How do we troubleshoot an autopilot crash in MSFS 2020?

  1. Recreate the flight in clear weather. Turn live weather off and use calm conditions. If the problem disappears, weather or icing is likely involved.
  2. Use one aircraft only. Test the same route in a simple default aircraft first. If that works, the issue is probably aircraft-specific.
  3. Stabilise before engagement. Hand-fly straight and level, set sensible power, trim the aircraft, then engage the autopilot. Do not switch it on in the middle of a big correction.
  4. Check the active modes. Confirm whether the aircraft is in heading, nav, altitude hold, vertical speed, flight level change, approach, or another mode.
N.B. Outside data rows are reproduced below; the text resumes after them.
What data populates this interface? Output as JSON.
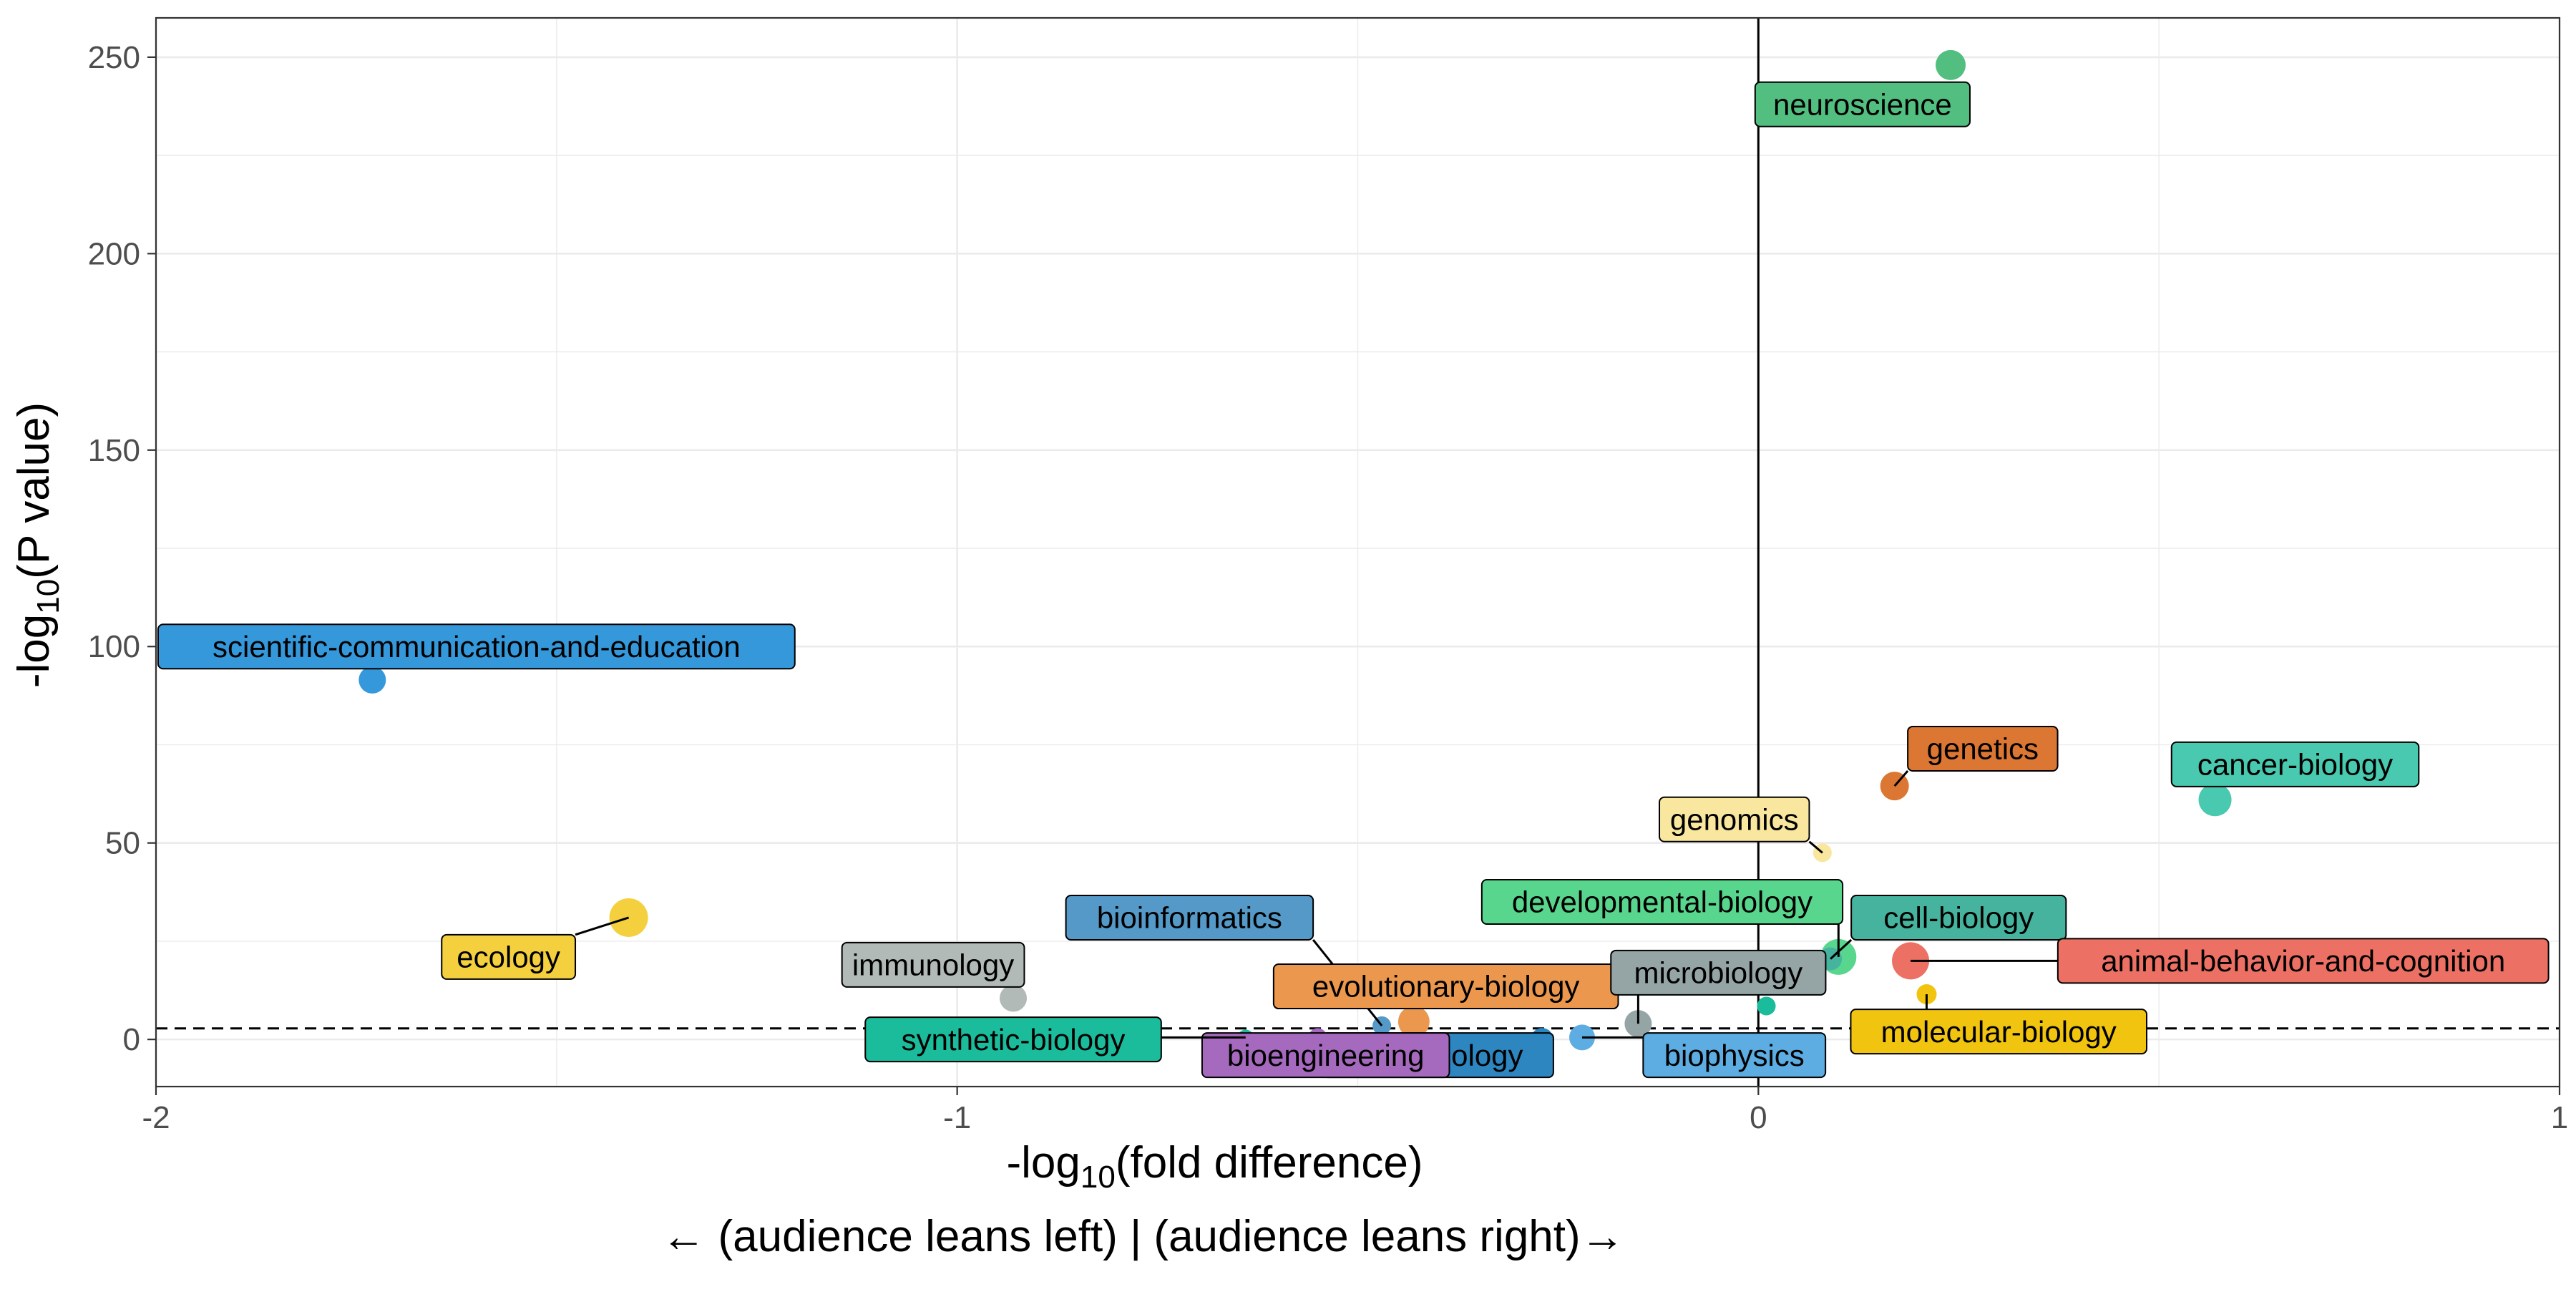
{
  "chart_data": {
    "type": "scatter",
    "title": "",
    "xlabel_prefix": "-log",
    "xlabel_sub": "10",
    "xlabel_suffix": "(fold difference)",
    "xlabel_note": "← (audience leans left) | (audience leans right)→",
    "ylabel_prefix": "-log",
    "ylabel_sub": "10",
    "ylabel_suffix": "(P value)",
    "xlim": [
      -2,
      1
    ],
    "ylim": [
      -12,
      260
    ],
    "x_ticks": [
      -2,
      -1,
      0,
      1
    ],
    "x_tick_labels": [
      "-2",
      "-1",
      "0",
      "1"
    ],
    "y_ticks": [
      0,
      50,
      100,
      150,
      200,
      250
    ],
    "y_tick_labels": [
      "0",
      "50",
      "100",
      "150",
      "200",
      "250"
    ],
    "grid": true,
    "vline_x": 0,
    "hline_y": 2.8,
    "legend": "none",
    "points": [
      {
        "label": "neuroscience",
        "x": 0.24,
        "y": 248,
        "size": 21,
        "color": "#52be80",
        "lx": 0.13,
        "ly": 238,
        "txt": "#000000"
      },
      {
        "label": "scientific-communication-and-education",
        "x": -1.73,
        "y": 91.5,
        "size": 19,
        "color": "#3498db",
        "lx": -1.6,
        "ly": 100,
        "txt": "#000000"
      },
      {
        "label": "genetics",
        "x": 0.17,
        "y": 64.5,
        "size": 20,
        "color": "#dc7633",
        "lx": 0.28,
        "ly": 74,
        "txt": "#000000"
      },
      {
        "label": "cancer-biology",
        "x": 0.57,
        "y": 61,
        "size": 23,
        "color": "#48c9b0",
        "lx": 0.67,
        "ly": 70,
        "txt": "#000000"
      },
      {
        "label": "genomics",
        "x": 0.08,
        "y": 47.5,
        "size": 13,
        "color": "#f9e79f",
        "lx": -0.03,
        "ly": 56,
        "txt": "#000000"
      },
      {
        "label": "ecology",
        "x": -1.41,
        "y": 31,
        "size": 27,
        "color": "#f4d03f",
        "lx": -1.56,
        "ly": 21,
        "txt": "#000000"
      },
      {
        "label": "developmental-biology",
        "x": 0.1,
        "y": 21,
        "size": 25,
        "color": "#58d68d",
        "lx": -0.12,
        "ly": 35,
        "txt": "#000000"
      },
      {
        "label": "cell-biology",
        "x": 0.09,
        "y": 20.5,
        "size": 16,
        "color": "#45b39d",
        "lx": 0.25,
        "ly": 31,
        "txt": "#000000"
      },
      {
        "label": "animal-behavior-and-cognition",
        "x": 0.19,
        "y": 20,
        "size": 26,
        "color": "#ec7063",
        "lx": 0.68,
        "ly": 20,
        "txt": "#000000"
      },
      {
        "label": "immunology",
        "x": -0.93,
        "y": 10.5,
        "size": 19,
        "color": "#b2bab8",
        "lx": -1.03,
        "ly": 19,
        "txt": "#000000"
      },
      {
        "label": "bioinformatics",
        "x": -0.47,
        "y": 3.5,
        "size": 13,
        "color": "#5499c7",
        "lx": -0.71,
        "ly": 31,
        "txt": "#000000"
      },
      {
        "label": "evolutionary-biology",
        "x": -0.43,
        "y": 4.5,
        "size": 22,
        "color": "#eb984e",
        "lx": -0.39,
        "ly": 13.5,
        "txt": "#000000"
      },
      {
        "label": "microbiology",
        "x": -0.15,
        "y": 4,
        "size": 19,
        "color": "#95a5a6",
        "lx": -0.05,
        "ly": 17,
        "txt": "#000000"
      },
      {
        "label": "molecular-biology",
        "x": 0.21,
        "y": 11.5,
        "size": 14,
        "color": "#f1c40f",
        "lx": 0.3,
        "ly": 2,
        "txt": "#000000"
      },
      {
        "label": "biophysics",
        "x": -0.22,
        "y": 0.5,
        "size": 18,
        "color": "#5dade2",
        "lx": -0.03,
        "ly": -4,
        "txt": "#000000"
      },
      {
        "label": "plant-biology",
        "x": -0.27,
        "y": 0,
        "size": 16,
        "color": "#2e86c1",
        "lx": -0.4,
        "ly": -4,
        "txt": "#000000"
      },
      {
        "label": "bioengineering",
        "x": -0.55,
        "y": 0.5,
        "size": 13,
        "color": "#a569bd",
        "lx": -0.54,
        "ly": -4,
        "txt": "#000000"
      },
      {
        "label": "synthetic-biology",
        "x": -0.64,
        "y": 0.5,
        "size": 11,
        "color": "#1abc9c",
        "lx": -0.93,
        "ly": 0,
        "txt": "#000000"
      },
      {
        "label": "",
        "x": 0.01,
        "y": 8.5,
        "size": 13,
        "color": "#1abc9c",
        "lx": 0.01,
        "ly": 8.5,
        "txt": "#000000"
      }
    ]
  }
}
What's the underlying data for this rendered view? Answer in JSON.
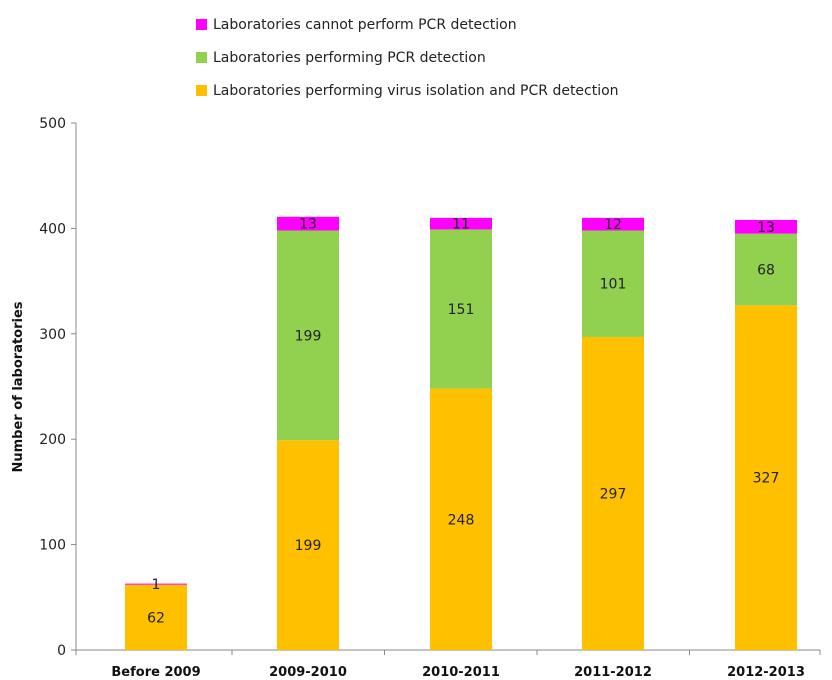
{
  "chart_data": {
    "type": "bar",
    "stacked": true,
    "title": "",
    "xlabel": "",
    "ylabel": "Number of laboratories",
    "ylim": [
      0,
      500
    ],
    "yticks": [
      0,
      100,
      200,
      300,
      400,
      500
    ],
    "grid": false,
    "legend_position": "top",
    "categories": [
      "Before 2009",
      "2009-2010",
      "2010-2011",
      "2011-2012",
      "2012-2013"
    ],
    "series": [
      {
        "name": "Laboratories performing virus isolation and PCR detection",
        "color": "#FFC000",
        "values": [
          62,
          199,
          248,
          297,
          327
        ]
      },
      {
        "name": "Laboratories performing PCR detection",
        "color": "#92D050",
        "values": [
          0,
          199,
          151,
          101,
          68
        ]
      },
      {
        "name": "Laboratories cannot perform PCR detection",
        "color": "#FF00FF",
        "values": [
          1,
          13,
          11,
          12,
          13
        ]
      }
    ],
    "legend_order": [
      2,
      1,
      0
    ]
  }
}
The annunciations matter more than the button you thought you pressed.
  5. Reduce vertical demands. Use a modest climb or descent target. If airspeed starts bleeding away or rising too fast, disengage and correct immediately.
  6. Inspect controller bindings. Disconnect extra devices if needed and look for duplicate pitch, roll, trim, and autopilot-disconnect assignments. Even a slightly noisy axis can cause trouble.
  7. Verify the nav source. Make sure the aircraft is actually following the intended source, especially when switching from en-route GPS guidance to an ILS or VOR-based approach.
  8. Test without community add-ons. Temporarily empty the Community folder or move suspect aircraft and avionics mods out of it. If stability returns, one of the add-ons was interfering.
  9. Watch weight and balance. An aft centre of gravity, odd fuel loading, or severe imbalance can make autopilot behaviour much worse.

What should the aircraft be doing before you turn autopilot on?

We want it trimmed, reasonably stable, and within normal speed limits. That means no steep pitch changes, no sloppy turns, and no wildly fluctuating power setting.

A good rule is this: if the aircraft feels awkward to hand-fly at that moment, it is a bad moment to hand it to the autopilot. Fix the aeroplane first, then engage the automation.

If the aircraft crashes only on approach

Approach autopilot problems are usually tied to setup rather than basic flight control. Check three things first:

  • Correct frequency or procedure selected for the approach
  • Correct nav source active at the right time
  • Reasonable intercept angle and altitude before arming approach mode

If we try to capture the localiser from too far off course, too high, or with the wrong source selected, the aircraft may make dramatic corrections. That often ends in a missed approach at best, and a crash at worst.

If the aircraft crashes only in cruise

Cruise failures tend to be speed, trim, or route related. Watch for slow speed creep during climbs, sudden route discontinuities, fuel imbalance, or an accidental switch from managed navigation to heading hold.

Also check sim rate. If time acceleration was used and then forgotten, autopilot behaviour can become erratic very quickly, especially in weather or during climbs and descents.

Quick checklist to stop it happening again

  • Trim and stabilise before engaging autopilot
  • Use sensible climb and descent targets
  • Read the active autopilot modes, not just the selected buttons
  • Confirm GPS or radio nav source is correct
  • Remove duplicate controller and trim bindings
  • Avoid icing and severe turbulence unless the aircraft is equipped and configured for it
  • Test suspect aircraft without other mods loaded

If you want to expand your simulator with carefully organised aircraft, scenery, and utilities while troubleshooting compatibility, our MSFS downloads library is here: https://flyawaysimulation.com/downloads/.

The short answer is that autopilot crashes in Microsoft Flight Simulator 2020 nearly always come from setup, mode selection, aircraft state, or control conflicts. Once we identify which of those four is at fault, the fix is usually straightforward.